Süleyman Soylu, bir dönem Türkiye Cumhuriyeti Devleti’nde İçişleri Bakanıydı. Devletin geçmiş siyasi tarihine bakıldığında, hiçbir İçişleri Bakanı ya da siyasetçi, Süleyman Soylu kadar pişkin değildi. Pişkinliği bir yana, insanların gözünün içine bakarak yalan söyleyen, medyanın ve gazetecilerin karşısında suç örgütleriyle iç içe geçmiş, bunu saklama gereği duymayan bir kişilikti.
Türkiye Cumhuriyeti Devleti’nin kimliğini dışa vuran bir resim. Her türlü insani değere düşman, onu yok etmek için saldıran karakterdeydi. Böyle birine İçişleri Bakanlığı görevi verildi. Şu anda ise İçişleri Komisyonu Başkanlığı görevinde bulunuyor.
Süleyman Soylu’dan sonra İçişleri Bakanlığı görevine Ali Yerlikaya getirildi. Yerlikaya’nın sosyal medya hesaplarından, iktidar cephesinin propaganda mekanizmaları tarafından desteklenen paylaşımlar yapıldığı görülüyor. Bu paylaşımlarda, uluslararası uyuşturucu kartellerine yönelik operasyonlardan ve bu operasyonlarda yüzlerce kişinin tutuklandığından bahsediliyor.
Bu haberler, Türkiye’de faaliyet gösteren çetelerin varlığına ve bu çetelerin Türkiye’ye neden geldiklerine dair soruları gündeme getiriyor.
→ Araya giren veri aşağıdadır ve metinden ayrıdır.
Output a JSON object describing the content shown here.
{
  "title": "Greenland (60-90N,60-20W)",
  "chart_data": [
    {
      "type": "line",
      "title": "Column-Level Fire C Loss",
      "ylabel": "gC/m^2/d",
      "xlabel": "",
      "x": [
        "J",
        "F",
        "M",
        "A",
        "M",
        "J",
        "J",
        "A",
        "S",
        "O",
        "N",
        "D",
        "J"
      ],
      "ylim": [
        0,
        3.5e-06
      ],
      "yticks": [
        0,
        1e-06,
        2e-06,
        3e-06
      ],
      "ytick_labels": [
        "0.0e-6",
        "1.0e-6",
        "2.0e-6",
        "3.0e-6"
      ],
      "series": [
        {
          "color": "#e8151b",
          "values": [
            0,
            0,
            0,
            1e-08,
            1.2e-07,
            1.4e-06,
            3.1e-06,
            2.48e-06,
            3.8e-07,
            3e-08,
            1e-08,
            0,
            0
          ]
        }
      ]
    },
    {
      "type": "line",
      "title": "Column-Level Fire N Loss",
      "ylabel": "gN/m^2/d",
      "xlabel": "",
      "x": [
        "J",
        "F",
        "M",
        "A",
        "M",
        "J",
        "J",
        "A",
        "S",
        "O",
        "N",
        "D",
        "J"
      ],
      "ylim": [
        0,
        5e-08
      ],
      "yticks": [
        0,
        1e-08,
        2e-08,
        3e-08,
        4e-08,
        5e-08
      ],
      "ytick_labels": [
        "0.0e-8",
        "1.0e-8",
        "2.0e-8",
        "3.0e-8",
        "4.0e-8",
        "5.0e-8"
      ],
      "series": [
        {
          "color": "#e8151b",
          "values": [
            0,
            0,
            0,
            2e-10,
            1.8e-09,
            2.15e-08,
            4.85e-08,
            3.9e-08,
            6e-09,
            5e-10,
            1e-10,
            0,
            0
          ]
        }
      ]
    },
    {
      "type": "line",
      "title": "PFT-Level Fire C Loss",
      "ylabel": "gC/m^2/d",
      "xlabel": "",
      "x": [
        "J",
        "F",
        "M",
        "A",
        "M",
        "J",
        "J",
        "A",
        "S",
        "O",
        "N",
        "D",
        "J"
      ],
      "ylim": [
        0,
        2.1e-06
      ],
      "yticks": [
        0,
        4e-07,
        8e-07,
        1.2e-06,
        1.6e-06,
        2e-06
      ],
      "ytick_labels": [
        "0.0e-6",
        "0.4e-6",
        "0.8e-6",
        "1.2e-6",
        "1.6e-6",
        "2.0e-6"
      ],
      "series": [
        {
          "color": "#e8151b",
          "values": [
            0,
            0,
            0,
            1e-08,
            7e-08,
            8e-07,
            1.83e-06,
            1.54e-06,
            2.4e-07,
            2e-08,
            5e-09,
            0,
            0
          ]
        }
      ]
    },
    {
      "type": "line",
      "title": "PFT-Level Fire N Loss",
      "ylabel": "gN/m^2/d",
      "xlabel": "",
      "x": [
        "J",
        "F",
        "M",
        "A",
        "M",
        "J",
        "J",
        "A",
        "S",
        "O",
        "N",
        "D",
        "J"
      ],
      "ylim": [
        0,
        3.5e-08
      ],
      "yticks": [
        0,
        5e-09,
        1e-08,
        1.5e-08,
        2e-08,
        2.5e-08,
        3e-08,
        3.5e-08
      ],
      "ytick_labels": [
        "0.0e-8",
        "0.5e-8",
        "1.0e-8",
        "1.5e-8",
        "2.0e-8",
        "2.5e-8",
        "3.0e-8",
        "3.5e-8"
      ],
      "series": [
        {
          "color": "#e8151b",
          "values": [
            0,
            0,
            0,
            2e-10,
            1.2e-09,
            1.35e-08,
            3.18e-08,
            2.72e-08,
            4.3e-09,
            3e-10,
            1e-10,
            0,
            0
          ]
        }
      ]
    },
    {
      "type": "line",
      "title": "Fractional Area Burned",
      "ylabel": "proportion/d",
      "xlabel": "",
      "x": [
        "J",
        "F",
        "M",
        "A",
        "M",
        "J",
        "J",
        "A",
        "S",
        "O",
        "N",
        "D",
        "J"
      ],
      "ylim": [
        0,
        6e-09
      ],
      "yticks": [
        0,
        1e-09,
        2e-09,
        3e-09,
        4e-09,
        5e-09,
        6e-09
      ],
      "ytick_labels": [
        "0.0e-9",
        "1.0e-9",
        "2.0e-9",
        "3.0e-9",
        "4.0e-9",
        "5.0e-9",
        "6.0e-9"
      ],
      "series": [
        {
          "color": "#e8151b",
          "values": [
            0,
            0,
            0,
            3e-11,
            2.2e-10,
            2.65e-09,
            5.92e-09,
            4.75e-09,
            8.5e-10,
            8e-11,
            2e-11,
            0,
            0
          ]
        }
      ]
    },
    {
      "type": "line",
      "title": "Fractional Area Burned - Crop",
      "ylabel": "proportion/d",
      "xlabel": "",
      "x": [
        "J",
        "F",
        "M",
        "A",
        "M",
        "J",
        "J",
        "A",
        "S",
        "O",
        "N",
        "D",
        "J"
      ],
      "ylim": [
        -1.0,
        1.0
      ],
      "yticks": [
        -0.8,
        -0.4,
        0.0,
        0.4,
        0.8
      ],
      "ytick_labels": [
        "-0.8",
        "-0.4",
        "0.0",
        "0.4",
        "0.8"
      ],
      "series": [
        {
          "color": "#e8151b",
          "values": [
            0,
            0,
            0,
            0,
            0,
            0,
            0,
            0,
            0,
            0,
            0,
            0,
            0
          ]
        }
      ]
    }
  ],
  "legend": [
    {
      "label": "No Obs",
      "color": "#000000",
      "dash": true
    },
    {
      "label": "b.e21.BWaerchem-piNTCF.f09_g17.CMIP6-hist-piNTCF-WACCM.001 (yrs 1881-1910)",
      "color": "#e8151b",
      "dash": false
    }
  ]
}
İstanbul başta olmak üzere onlarca şehirde operasyonlar yapılıyor ve 20, 10, 30, 40 kişi gibi farklı sayılarda kişiler toparlanıyor. Her çetenin kendine özgü “marka” ismi var. Mesela, bir şahıs 8 yıl boyunca Türkiye’de kırmızı bültenle aranıyor, ancak Türkiye’de rahatça yaşamını idame ettiriyor. Böylesine bir ülkeden ve durumdan bahsediyoruz.
Görünürde, Yerlikaya ve Süleyman Soylu’nun göz yumduğu bu çeteleşme ve kurumlara karşı operasyonel bir durum geliştiriyor. “Türkiye değişiyor mu, değiştiriliyor mu” gibi bir durum ortaya çıkıyor, ancak realite bu değil. Görünen o ki, iktidarın ihtiyaç duyduğu yeni şekillenme ve organizasyonlar var. Mesela, mafyanın gruplarından, ‘bitanem Süleyman’ grubu eskiden iktidardaydı ve Süleyman kendi çetelerini Türkiye’de faaliyet göstermeleri için destekledi. Kara para aklama, uyuşturucu sevkiyatı, kadın ticareti, çökme gibi alanlarda faaliyet gösterdiler ve Süleyman bu işlerden pay alarak grubunu besledi.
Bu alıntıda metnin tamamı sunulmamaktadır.